Currently every virtual instance of a network component has an underlying physical match, and the two are managed separately even though they must work in tandem, explained Forrester Research principal analyst Andre Kindness. So, for example, network admins must go into vCenter to make changes to the VMware environment and then manage physical components through a separate console.
"Right now network admins are manning two separate devices and doing redundant work," Kindness said. This negates the goal of the automated and orchestrated cloud. "The idea of the cloud is to get rid of the human element," he said.

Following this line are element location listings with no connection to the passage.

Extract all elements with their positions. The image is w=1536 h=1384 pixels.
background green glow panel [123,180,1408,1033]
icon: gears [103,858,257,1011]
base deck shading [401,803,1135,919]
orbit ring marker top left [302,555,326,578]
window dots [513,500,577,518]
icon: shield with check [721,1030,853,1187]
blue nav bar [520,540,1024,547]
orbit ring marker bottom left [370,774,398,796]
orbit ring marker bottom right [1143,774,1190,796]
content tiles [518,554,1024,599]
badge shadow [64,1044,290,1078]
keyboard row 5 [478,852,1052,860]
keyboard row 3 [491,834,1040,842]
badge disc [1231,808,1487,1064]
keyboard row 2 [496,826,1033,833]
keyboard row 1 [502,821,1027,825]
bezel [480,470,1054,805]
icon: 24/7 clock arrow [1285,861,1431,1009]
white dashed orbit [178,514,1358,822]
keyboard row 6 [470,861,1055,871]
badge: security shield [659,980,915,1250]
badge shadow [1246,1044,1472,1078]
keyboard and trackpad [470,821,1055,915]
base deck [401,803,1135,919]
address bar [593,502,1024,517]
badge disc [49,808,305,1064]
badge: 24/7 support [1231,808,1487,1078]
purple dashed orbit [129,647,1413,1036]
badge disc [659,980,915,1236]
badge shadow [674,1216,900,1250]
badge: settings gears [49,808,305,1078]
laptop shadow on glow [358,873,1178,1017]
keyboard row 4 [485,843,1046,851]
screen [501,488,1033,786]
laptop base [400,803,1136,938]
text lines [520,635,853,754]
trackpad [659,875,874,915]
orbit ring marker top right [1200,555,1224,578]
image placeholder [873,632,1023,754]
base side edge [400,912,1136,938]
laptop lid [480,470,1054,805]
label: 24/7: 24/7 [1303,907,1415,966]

If Brocade is successful at integrating Vyatta's technology, the company will make a big difference in virtual-to-physical plumbing, creating its own "secret sauce" for virtual networking, explained Lee Doyle, principal analyst at Doyle Research, which largely focuses on SDN. The solution would rival Cisco Open Network Environment (ONE). Doyle believes Juniper may have a similar solution in the works.
So where does SDN play in the Brocade-Vyatta deal?
The main goal of SDN is to make the network more programmable -- and some do this by decoupling and centralizing the control plane to enable granular management of network flows. Brocade-Vyatta technology will not enable that process, but will benefit from it.
"This is not SDN that's about programming the network. Brocade is not buying the controller. This is virtual software based networking," Kindness explained.
With integrated virtual and physical networks in an OpenFlow environment, engineers "can build applications based on controller technology" that reach into the virtual server stack, said Cheng. Ultimately they will extend programmability across both the hardware infrastructure and software networks inside the stack.
The "uber-potential" in combined Brocade-Vyatta technology would be to use OpenFlow to enhance firewalling and load balancing across the physical and virtual networks from the centralized controller, for example. But this kind of potential will hinge on how well Brocade integrates Vyatta's technology.
"Who knows how well the Vyatta stuff links with whatever Brocade has put together?" Doyle said.
Brocade will unveil a more specific roadmap for the combined technology in the next 90 to 120 days, Cheng said.